グングン高値を更新する金(Gold)
7月のドル全面安の象徴であったユーロと金(Gold)ですが、ユーロは1.19台に乗せた後は足踏み状態。ところが、金は9年ぶりに1,900ドル台の最高値を更新し、さらに一気に2,000ドルにも乗せてきました。8月に入っても高値を更新し、11日には金にも調整が入りましたが、高値圏は維持しています。
金の宝飾品需要などはコロナ禍の影響で激減していますが、新型コロナウイルスの感染拡大による経済の不確実性によって、安全資産としての金に注目が高まっています。さらに経済低迷によるデフレ、低金利、地政学リスクの高まりなども後押しし、金に大量の資金が流れ込んでおり、3,000ドルを目指すような勢いです。注目したいのは、金の円建て価格も7,000円(*)に乗せ、40年ぶりに高値を更新したことです。
(*)金価格は国際価格では「1トロイオンス=何ドル」と表示されますが、国内では「1g=何円」と表示されます。トロイオンス(略称オンス)は貴金属などに用いられる質量の単位で、1オンス=約31.1035グラム。
金投資を続けていた筆者
私事になりますが、社会人になって数年が経ったころ、投資を始めようと思い立ち、株式ではなく金に投資をしました。それが40年前です。つまり、金の高値で投資を始めてしまったのです。資産の核となるのは「金」という信念は変わらなかったため、2,000円に下落した時も、1,000円台に下落した時も買い続けました。そして高値づかみの6,000円台の金は、絶対に売らず、利食いできるまで持つと決めましたが、まさか40年かかるとは思いませんでした。従って、今回7,000円になった時は非常に感慨深いものがありました。
しかし同時に、7,000円になったことは、これまでのドル/円の相場の見方を揺るがす出来事ではないかとも思い始めました。
例えば、1980年1月に金の国際価格が850ドルの当時最高値を付けた時の金の円建て価格は約6,500円で、ドル/円は240円台です。金はその後300ドルを割れ、円建て価格は1,000円近くまで下落しました。金の下落とドル/円の円高が進んだことが背景ですが、長らく金は低迷し続け、資産としての金は輝きを失っていました。
しかし、2008年のリーマン・ショック前後から金は見直され、2011年9月に1,900ドル近辺まで上昇し最高値を付けました。しかし、金の円建て価格は約4,700円で高値を更新していません。
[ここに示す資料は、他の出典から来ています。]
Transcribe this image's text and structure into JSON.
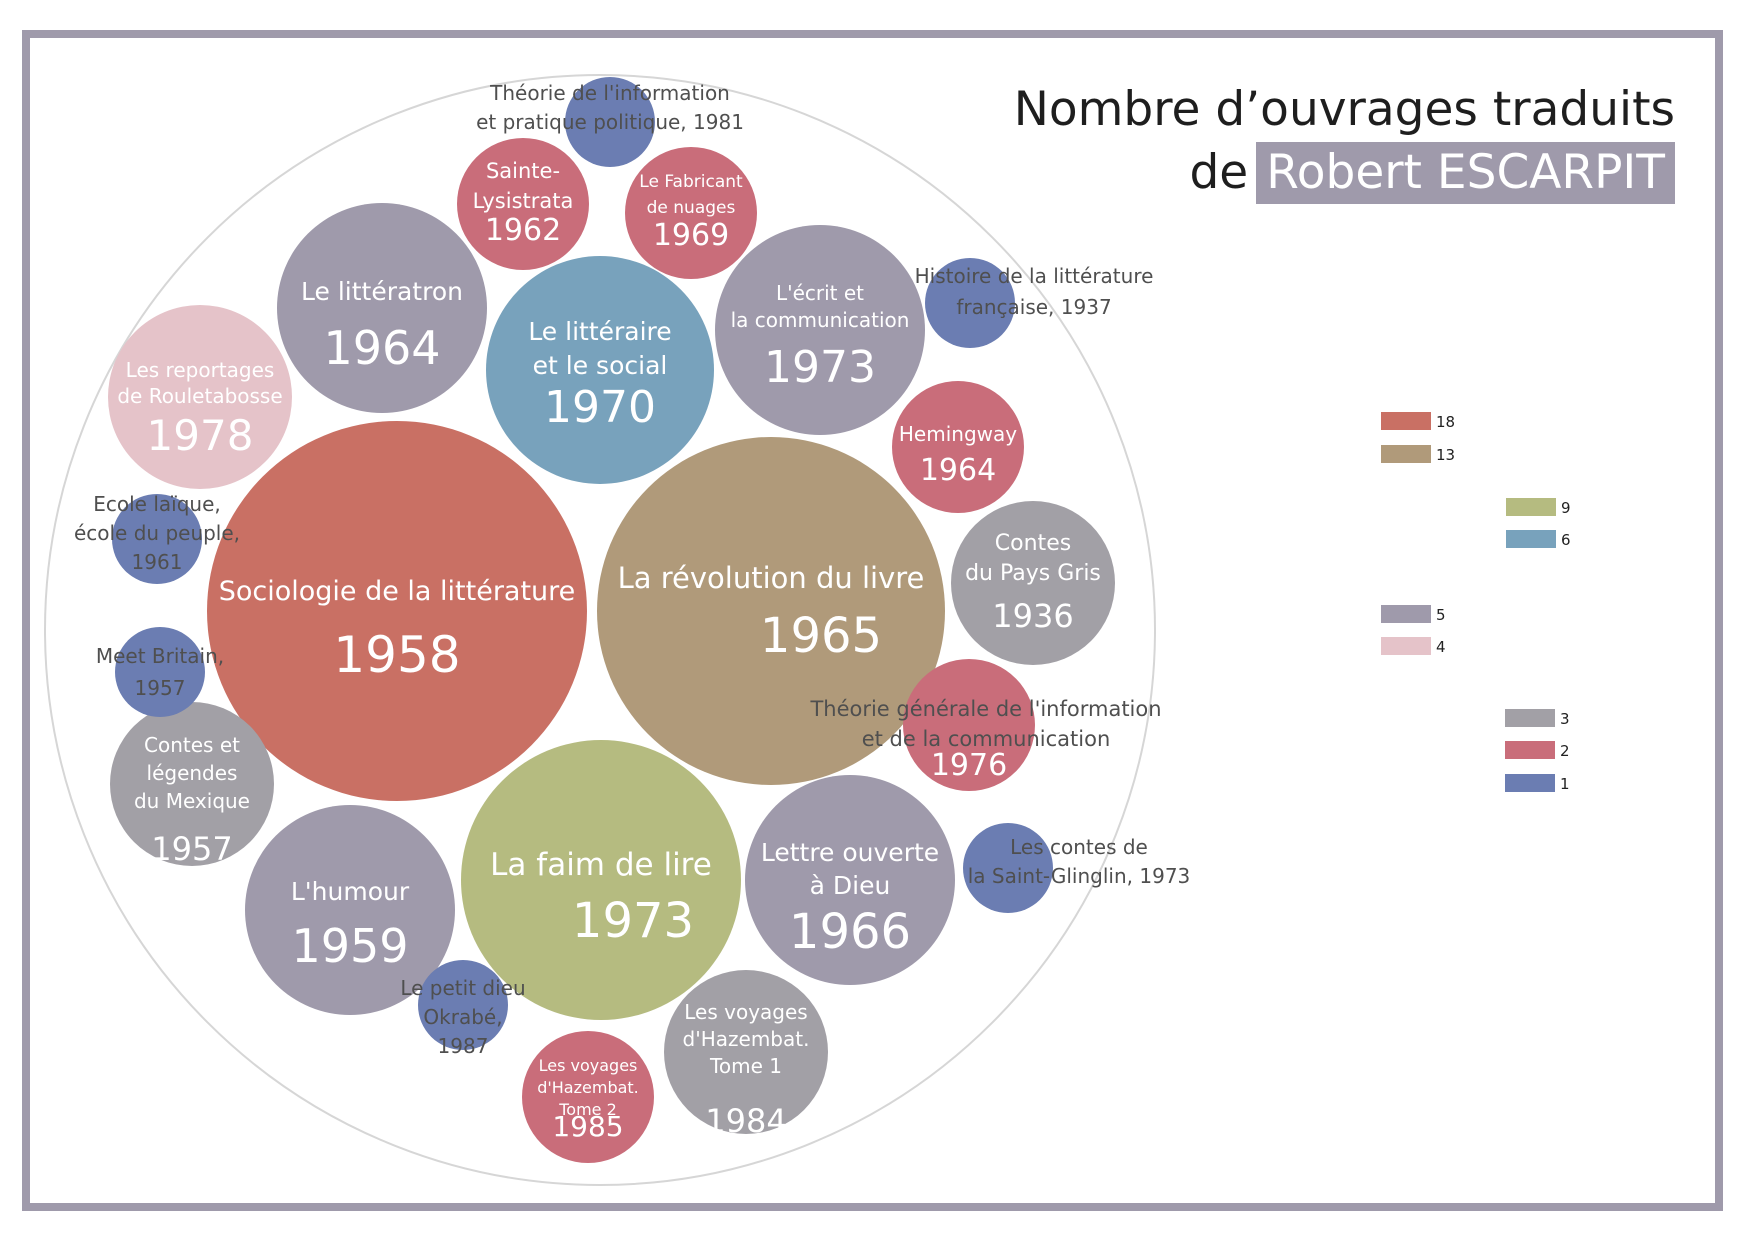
{
  "title": {
    "line1": "Nombre d’ouvrages traduits",
    "line2_prefix": "de",
    "line2_highlight": "Robert ESCARPIT"
  },
  "colors": {
    "frame": "#9f9aab",
    "title_highlight": "#9f9aab",
    "outer_circle": "#d6d6d6",
    "dark_label": "#4f4f4f"
  },
  "chart_data": {
    "type": "bubble",
    "title": "Nombre d’ouvrages traduits de Robert ESCARPIT",
    "legend": {
      "placement": "right",
      "items": [
        {
          "value": 18,
          "color": "#c97064"
        },
        {
          "value": 13,
          "color": "#b09a7a"
        },
        {
          "value": 9,
          "color": "#b5bb80"
        },
        {
          "value": 6,
          "color": "#78a2bc"
        },
        {
          "value": 5,
          "color": "#9f9aab"
        },
        {
          "value": 4,
          "color": "#e5c3c9"
        },
        {
          "value": 3,
          "color": "#a2a0a6"
        },
        {
          "value": 2,
          "color": "#c96d7a"
        },
        {
          "value": 1,
          "color": "#6b7db2"
        }
      ]
    },
    "books": [
      {
        "id": "sociologie",
        "lines": [
          "Sociologie de la littérature"
        ],
        "year": "1958",
        "value": 18
      },
      {
        "id": "revolution",
        "lines": [
          "La révolution du livre"
        ],
        "year": "1965",
        "value": 13
      },
      {
        "id": "faim",
        "lines": [
          "La faim de lire"
        ],
        "year": "1973",
        "value": 9
      },
      {
        "id": "litteraire-social",
        "lines": [
          "Le littéraire",
          "et le social"
        ],
        "year": "1970",
        "value": 6
      },
      {
        "id": "litteratron",
        "lines": [
          "Le littératron"
        ],
        "year": "1964",
        "value": 5
      },
      {
        "id": "ecrit",
        "lines": [
          "L'écrit et",
          "la communication"
        ],
        "year": "1973",
        "value": 5
      },
      {
        "id": "humour",
        "lines": [
          "L'humour"
        ],
        "year": "1959",
        "value": 5
      },
      {
        "id": "lettre",
        "lines": [
          "Lettre ouverte",
          "à Dieu"
        ],
        "year": "1966",
        "value": 5
      },
      {
        "id": "rouletabosse",
        "lines": [
          "Les reportages",
          "de Rouletabosse"
        ],
        "year": "1978",
        "value": 4
      },
      {
        "id": "pays-gris",
        "lines": [
          "Contes",
          "du Pays Gris"
        ],
        "year": "1936",
        "value": 3
      },
      {
        "id": "mexique",
        "lines": [
          "Contes et",
          "légendes",
          "du Mexique"
        ],
        "year": "1957",
        "value": 3
      },
      {
        "id": "hazembat1",
        "lines": [
          "Les voyages",
          "d'Hazembat.",
          "Tome 1"
        ],
        "year": "1984",
        "value": 3
      },
      {
        "id": "lysistrata",
        "lines": [
          "Sainte-",
          "Lysistrata"
        ],
        "year": "1962",
        "value": 2
      },
      {
        "id": "fabricant",
        "lines": [
          "Le Fabricant",
          "de nuages"
        ],
        "year": "1969",
        "value": 2
      },
      {
        "id": "hemingway",
        "lines": [
          "Hemingway"
        ],
        "year": "1964",
        "value": 2
      },
      {
        "id": "theorie-generale",
        "lines": [
          "Théorie générale de l'information",
          "et de la communication"
        ],
        "year": "1976",
        "value": 2
      },
      {
        "id": "hazembat2",
        "lines": [
          "Les voyages",
          "d'Hazembat.",
          "Tome 2"
        ],
        "year": "1985",
        "value": 2
      },
      {
        "id": "theorie-pratique",
        "lines": [
          "Théorie de l'information",
          "et pratique politique, 1981"
        ],
        "year": "",
        "value": 1
      },
      {
        "id": "histoire",
        "lines": [
          "Histoire de la littérature",
          "française, 1937"
        ],
        "year": "",
        "value": 1
      },
      {
        "id": "ecole",
        "lines": [
          "Ecole laïque,",
          "école du peuple,",
          "1961"
        ],
        "year": "",
        "value": 1
      },
      {
        "id": "meet-britain",
        "lines": [
          "Meet Britain,",
          "1957"
        ],
        "year": "",
        "value": 1
      },
      {
        "id": "saint-glinglin",
        "lines": [
          "Les contes de",
          "la Saint-Glinglin, 1973"
        ],
        "year": "",
        "value": 1
      },
      {
        "id": "okrabe",
        "lines": [
          "Le petit dieu",
          "Okrabé,",
          "1987"
        ],
        "year": "",
        "value": 1
      }
    ]
  }
}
その時のドル/円は77円台だったからです。金が最高値を付けたにもかかわらず、円建て価格は高値を更新できなかったということは、金よりも円の価値の方が強かったということであり、ドル/円相場を見る際にその感覚はずっと持ち続けていました。
(注)ドル建て、円建ての金価格は田中貴金属工業(株)の価格推移を参考
今回、金の国際価格が9年ぶりに1,900ドル台を抜け、円建て価格も40年ぶりに6,500円を抜けました。ドル/円は106円です。
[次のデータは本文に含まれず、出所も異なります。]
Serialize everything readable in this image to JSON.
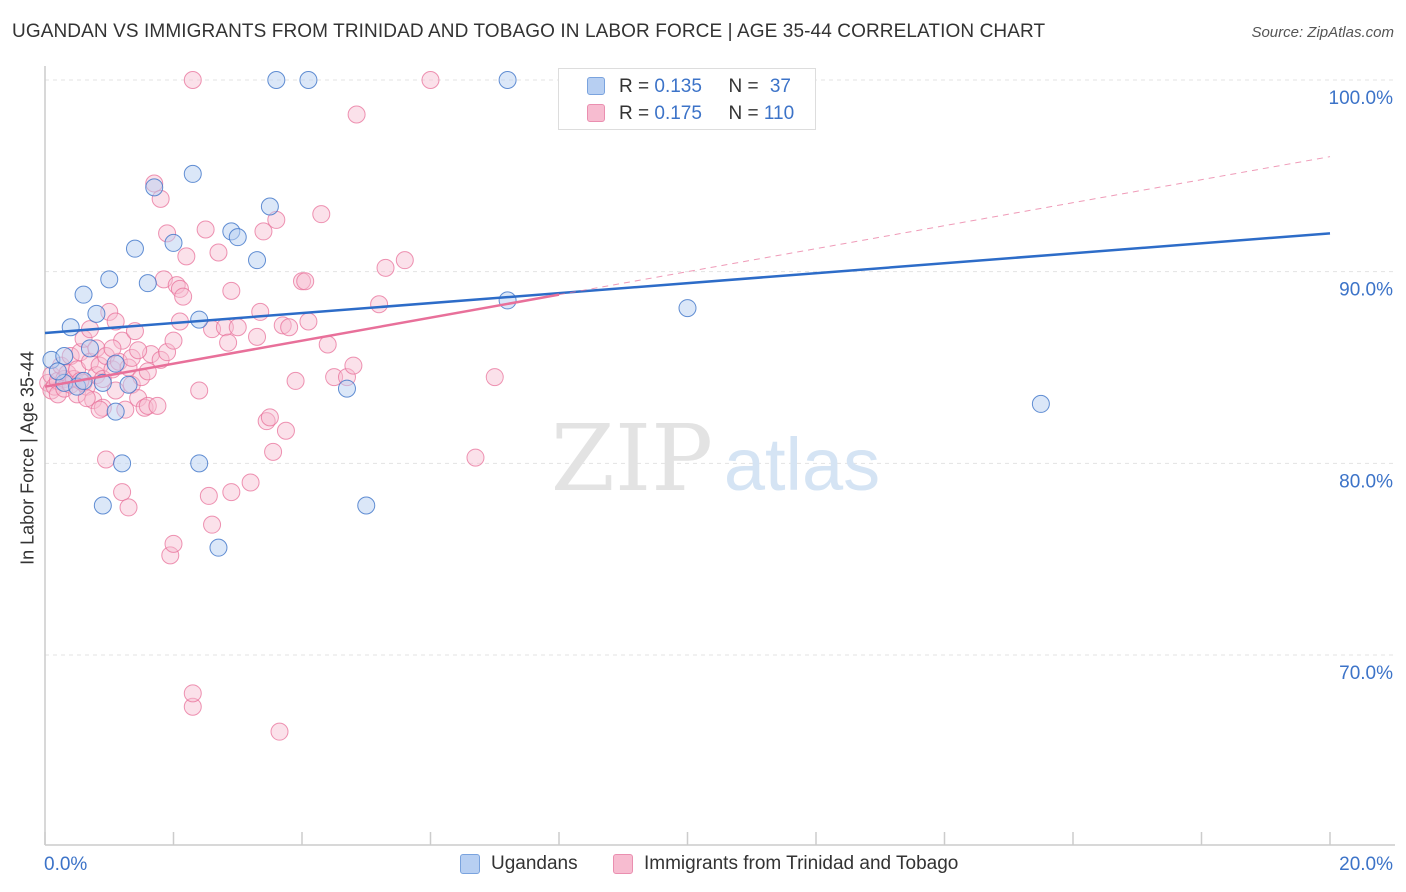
{
  "title": "UGANDAN VS IMMIGRANTS FROM TRINIDAD AND TOBAGO IN LABOR FORCE | AGE 35-44 CORRELATION CHART",
  "source": "Source: ZipAtlas.com",
  "watermark": {
    "zip": "ZIP",
    "atlas": "atlas"
  },
  "colors": {
    "blue": "#3c73c8",
    "blue_fill": "#b7cff2",
    "blue_line": "#2d6cc8",
    "pink": "#e8709a",
    "pink_fill": "#f7bcd0",
    "pink_line": "#e8709a",
    "grid": "#e3e3e3",
    "tick_label": "#3c73c8"
  },
  "legend": {
    "items": [
      {
        "r_label": "R = ",
        "r_value": "0.135",
        "n_label": "N = ",
        "n_value": "37"
      },
      {
        "r_label": "R = ",
        "r_value": "0.175",
        "n_label": "N = ",
        "n_value": "110"
      }
    ]
  },
  "bottom_legend": {
    "series1": "Ugandans",
    "series2": "Immigrants from Trinidad and Tobago"
  },
  "chart_data": {
    "type": "scatter",
    "title": "UGANDAN VS IMMIGRANTS FROM TRINIDAD AND TOBAGO IN LABOR FORCE | AGE 35-44 CORRELATION CHART",
    "xlabel": "",
    "ylabel": "In Labor Force | Age 35-44",
    "xlim": [
      0,
      20
    ],
    "ylim": [
      60,
      101.5
    ],
    "x_tick_labels": [
      "0.0%",
      "20.0%"
    ],
    "y_ticks": [
      70,
      80,
      90,
      100
    ],
    "y_tick_labels": [
      "70.0%",
      "80.0%",
      "90.0%",
      "100.0%"
    ],
    "grid": true,
    "series": [
      {
        "name": "Ugandans",
        "R": 0.135,
        "N": 37,
        "trend": {
          "x": [
            0,
            20
          ],
          "y": [
            86.8,
            92.0
          ],
          "dashed_x": null
        },
        "points": [
          [
            0.1,
            85.4
          ],
          [
            0.3,
            84.2
          ],
          [
            0.3,
            85.6
          ],
          [
            0.4,
            87.1
          ],
          [
            0.5,
            84.0
          ],
          [
            0.6,
            84.3
          ],
          [
            0.6,
            88.8
          ],
          [
            0.7,
            86.0
          ],
          [
            0.8,
            87.8
          ],
          [
            0.9,
            84.2
          ],
          [
            0.9,
            77.8
          ],
          [
            1.0,
            89.6
          ],
          [
            1.1,
            82.7
          ],
          [
            1.1,
            85.2
          ],
          [
            1.2,
            80.0
          ],
          [
            1.3,
            84.1
          ],
          [
            1.4,
            91.2
          ],
          [
            1.6,
            89.4
          ],
          [
            1.7,
            94.4
          ],
          [
            2.0,
            91.5
          ],
          [
            2.3,
            95.1
          ],
          [
            2.4,
            87.5
          ],
          [
            2.4,
            80.0
          ],
          [
            2.7,
            75.6
          ],
          [
            2.9,
            92.1
          ],
          [
            3.0,
            91.8
          ],
          [
            3.3,
            90.6
          ],
          [
            3.5,
            93.4
          ],
          [
            3.6,
            100.0
          ],
          [
            4.1,
            100.0
          ],
          [
            4.7,
            83.9
          ],
          [
            5.0,
            77.8
          ],
          [
            7.2,
            100.0
          ],
          [
            7.2,
            88.5
          ],
          [
            10.0,
            88.1
          ],
          [
            15.5,
            83.1
          ],
          [
            0.2,
            84.8
          ]
        ]
      },
      {
        "name": "Immigrants from Trinidad and Tobago",
        "R": 0.175,
        "N": 110,
        "trend": {
          "x": [
            0,
            20
          ],
          "y": [
            84.0,
            96.0
          ],
          "solid_until_x": 8.0
        },
        "points": [
          [
            0.05,
            84.2
          ],
          [
            0.1,
            83.8
          ],
          [
            0.1,
            84.6
          ],
          [
            0.15,
            84.0
          ],
          [
            0.2,
            84.3
          ],
          [
            0.2,
            83.6
          ],
          [
            0.25,
            85.1
          ],
          [
            0.3,
            84.4
          ],
          [
            0.3,
            83.9
          ],
          [
            0.35,
            84.7
          ],
          [
            0.4,
            84.1
          ],
          [
            0.4,
            85.6
          ],
          [
            0.45,
            84.4
          ],
          [
            0.5,
            83.6
          ],
          [
            0.5,
            84.9
          ],
          [
            0.55,
            85.8
          ],
          [
            0.6,
            84.2
          ],
          [
            0.6,
            86.5
          ],
          [
            0.65,
            84.0
          ],
          [
            0.7,
            85.3
          ],
          [
            0.7,
            87.0
          ],
          [
            0.75,
            83.3
          ],
          [
            0.8,
            84.6
          ],
          [
            0.8,
            86.0
          ],
          [
            0.85,
            85.1
          ],
          [
            0.9,
            82.9
          ],
          [
            0.9,
            84.4
          ],
          [
            0.95,
            85.6
          ],
          [
            0.95,
            80.2
          ],
          [
            1.0,
            87.9
          ],
          [
            1.05,
            84.9
          ],
          [
            1.1,
            87.4
          ],
          [
            1.1,
            83.8
          ],
          [
            1.15,
            85.3
          ],
          [
            1.2,
            86.4
          ],
          [
            1.2,
            78.5
          ],
          [
            1.25,
            82.8
          ],
          [
            1.3,
            77.7
          ],
          [
            1.3,
            85.0
          ],
          [
            1.35,
            84.1
          ],
          [
            1.4,
            86.9
          ],
          [
            1.45,
            83.4
          ],
          [
            1.5,
            84.5
          ],
          [
            1.55,
            82.9
          ],
          [
            1.6,
            84.8
          ],
          [
            1.6,
            83.0
          ],
          [
            1.65,
            85.7
          ],
          [
            1.7,
            94.6
          ],
          [
            1.75,
            83.0
          ],
          [
            1.8,
            93.8
          ],
          [
            1.8,
            85.4
          ],
          [
            1.85,
            89.6
          ],
          [
            1.9,
            85.8
          ],
          [
            1.9,
            92.0
          ],
          [
            1.95,
            75.2
          ],
          [
            2.0,
            86.4
          ],
          [
            2.0,
            75.8
          ],
          [
            2.05,
            89.3
          ],
          [
            2.1,
            87.4
          ],
          [
            2.1,
            89.1
          ],
          [
            2.15,
            88.7
          ],
          [
            2.2,
            90.8
          ],
          [
            2.3,
            67.3
          ],
          [
            2.3,
            68.0
          ],
          [
            2.4,
            83.8
          ],
          [
            2.5,
            92.2
          ],
          [
            2.55,
            78.3
          ],
          [
            2.6,
            87.0
          ],
          [
            2.6,
            76.8
          ],
          [
            2.7,
            91.0
          ],
          [
            2.8,
            87.1
          ],
          [
            2.85,
            86.3
          ],
          [
            2.9,
            89.0
          ],
          [
            2.9,
            78.5
          ],
          [
            3.0,
            87.1
          ],
          [
            3.2,
            79.0
          ],
          [
            3.3,
            86.6
          ],
          [
            3.35,
            87.9
          ],
          [
            3.4,
            92.1
          ],
          [
            3.45,
            82.2
          ],
          [
            3.5,
            82.4
          ],
          [
            3.55,
            80.6
          ],
          [
            3.6,
            92.7
          ],
          [
            3.65,
            66.0
          ],
          [
            3.7,
            87.2
          ],
          [
            3.75,
            81.7
          ],
          [
            3.8,
            87.1
          ],
          [
            3.9,
            84.3
          ],
          [
            4.0,
            89.5
          ],
          [
            4.05,
            89.5
          ],
          [
            4.1,
            87.4
          ],
          [
            4.3,
            93.0
          ],
          [
            4.4,
            86.2
          ],
          [
            4.5,
            84.5
          ],
          [
            4.7,
            84.5
          ],
          [
            4.8,
            85.1
          ],
          [
            4.85,
            98.2
          ],
          [
            5.2,
            88.3
          ],
          [
            5.3,
            90.2
          ],
          [
            5.6,
            90.6
          ],
          [
            6.0,
            100.0
          ],
          [
            6.7,
            80.3
          ],
          [
            7.0,
            84.5
          ],
          [
            2.3,
            100.0
          ],
          [
            1.05,
            86.0
          ],
          [
            0.55,
            84.3
          ],
          [
            0.65,
            83.4
          ],
          [
            1.35,
            85.5
          ],
          [
            0.85,
            82.8
          ],
          [
            1.45,
            85.9
          ]
        ]
      }
    ]
  }
}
この40年間、円は金よりも強い、価値ある資産でしたが、40年ぶりに円建て価格の高値を更新したことから、ひょっとしたらこの関係が成り立たなくなってきたのかもしれません。今年、円と金の関係が逆転するのかどうか注目したいと思います。
これまではドル建て金価格が上昇すれば、金上昇はドル安の局面でもあったため、安全資産としてドル/円はそれなりの円高の動きがありました。しかし、金の上昇とともに円建て価格もこのまま上昇するのであれば、円の価値が相対的に弱まっている可能性があります。多少の円高は進むと思いますが、円高の深さを見直す必要が出てくるかもしれません。
果たして現在の金のドル建て価格がバブルの状態だけなのか、それとも円がこの40年間バブルを続けており、その状態が修正されつつあるのかどうか注目です。
円は以前ほど強くなく、相対的に弱くなってくるのではないか、あるいは円の強さが弱まってくるのではないかという観点からドル/円相場に注目したいと思います。あくまで相対的な話であり、現在の水準から円安になるという話ではありません。これまでの経験をベースにした長期的な見方の話であり、金の2,000ドルと円建て価格の7,000円は、それほどの重要な意味を持っていると感じています。